Summary of meeting 3/25/15 with representatives of the TE School Board and concerned citizens of Green Hills and Chesterbrook regarding proposed VFMS Fencing project.

– No agreement was reached over fencing. The status is that the School Board is still determined to place the fence at or near their property line. They plan to notify residents in the near future exactly where the line of the fencing will go.

– In a surprise turnaround, the Facilities Committee Chair Peter Motel announced the fence facing Green Hills homes would be 6 feet high. Previous Facilities Committee discussions that I attended had indicated the fence near our properties to be a four foot fence. No explanation for this change was offered. The Contractor is making an application for a fencing permit to Tredyffrin Township.

– The fencing architect from Daley and Jalboot reinforced the idea that the primary goal of the fencing on their property line was border identification. The School Board had evidently not considered any other option to fencing to “mark” their borders, such as signage.

– Attorneys for Green Hills, Chesterbrook Civic Assn and the School Board’s attorney as well as their outside Counsel were all present. There was some back and forth questioning, but nothing substantive at this time.

– The invited guests presented a wide variety of commentary … the excess expense of the fence in time of fiscal crunch for the school District, the security flaws inherent in their planned fence placement and deployment, and the general disruption to all residents in cutting off the continuous access to the Rural Conservation (RC) zoned areas and paths to the fields, St Isaac’s etc.

– An alternative fencing line was proposed by a citizen (non-Green Hills resident) as a “compromise” which places the fencing well out from the homes but still cuts off access to the paths. This proposed alternative is certainly an improvement to the District’s plan, but may wind up costing the District more (due to needed new path construction) and in my opinion does not go far enough in allowing unfettered access to the 20.7 acre RC zoned open area. I have color coded the 2 alternative proposals for consideration. Please see the attached map showing my desired fencing line, (the green line plan), the Citizen’s “compromise” fencing route (red line plan) along with the pathway needed for that plan (new path is blue line). Click here for map of VF Middle School Fencing Plan.

– Green Hills and local Chesterbrook residents and the 5 “abutter” families seem clear that they want unfettered access to the 20.7 acre open area behind their homes as they have for decades. By placing the fence as a continuation of the four foot fence already in place on the upper fields closest to the school, the School District will enhance student safety. By being able to visually monitor the entire fenced area directly from the School plant, continue to allow resident path access that they have utilized forever, and save the District thousands of dollars in fencing costs… All these arguments taken together are compelling for the District to alter their current plans and strongly consider the one that I am offering here. With the “green line plan”, everyone wins.

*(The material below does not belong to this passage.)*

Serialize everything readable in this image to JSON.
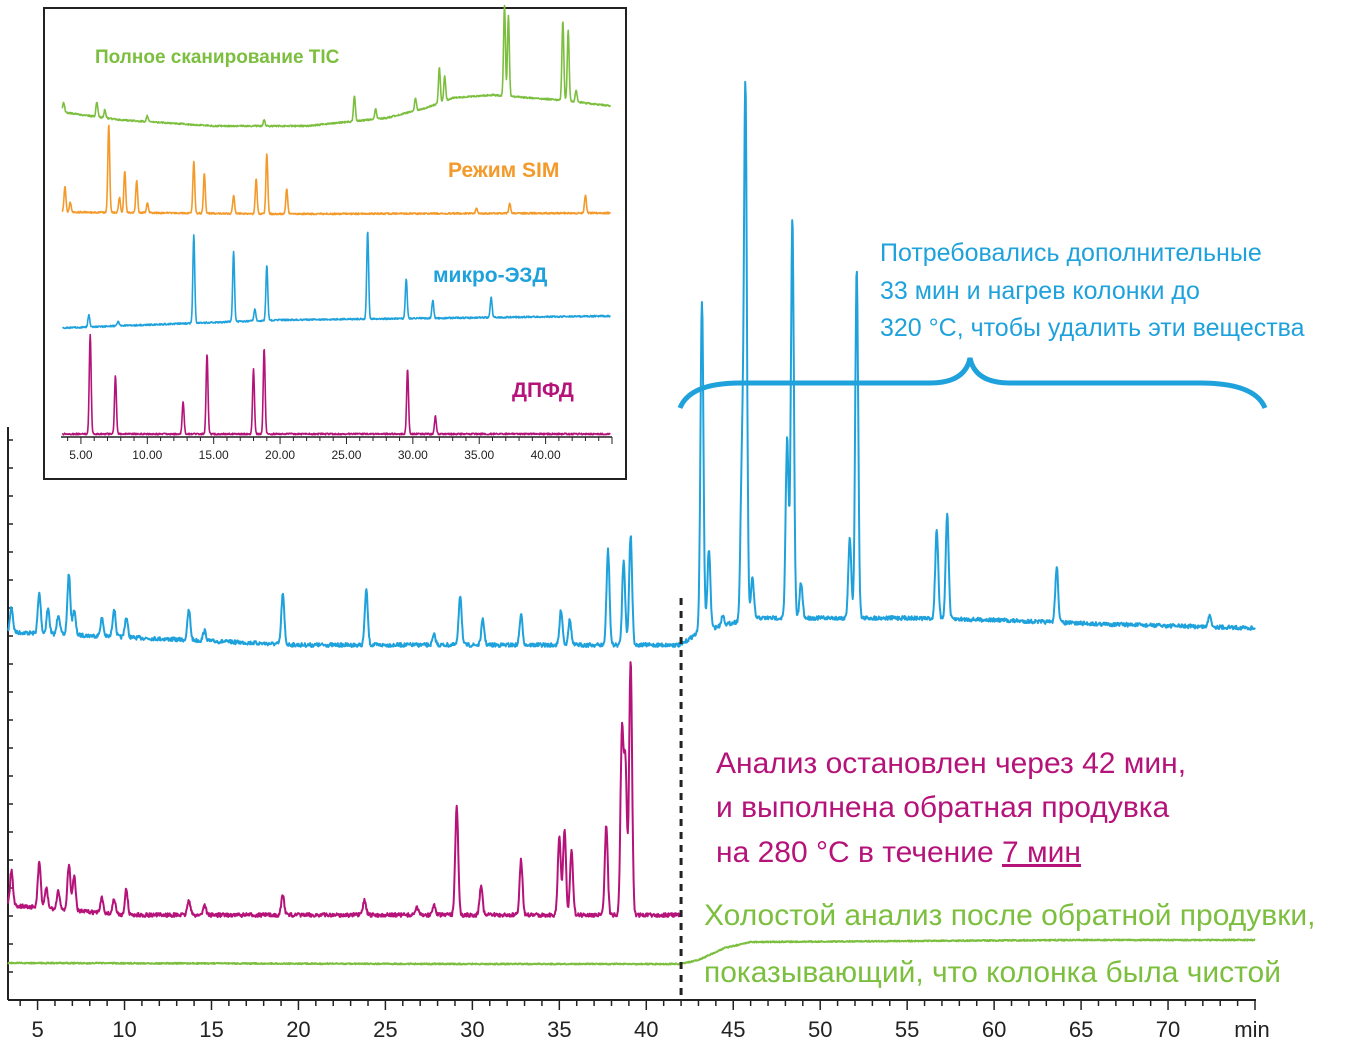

It would seem that supporting the District’s proposed chain link fencing project is not a particularly smart political move for anyone seeking reelection to the school board. Board President Kris Graham (the only incumbent seeking reelection) and her unfavorable position on the Valley Forge Middle School fencing plan could pose a political hurdle for her in November.

It is my understanding that some members of the school board have agreed to a walkabout at the Green Hills fencing location with the five affected homeowners. I still contend that if all the board members would take the time to walk the abutting neighbor’s property, they would agree to a compromise discussion.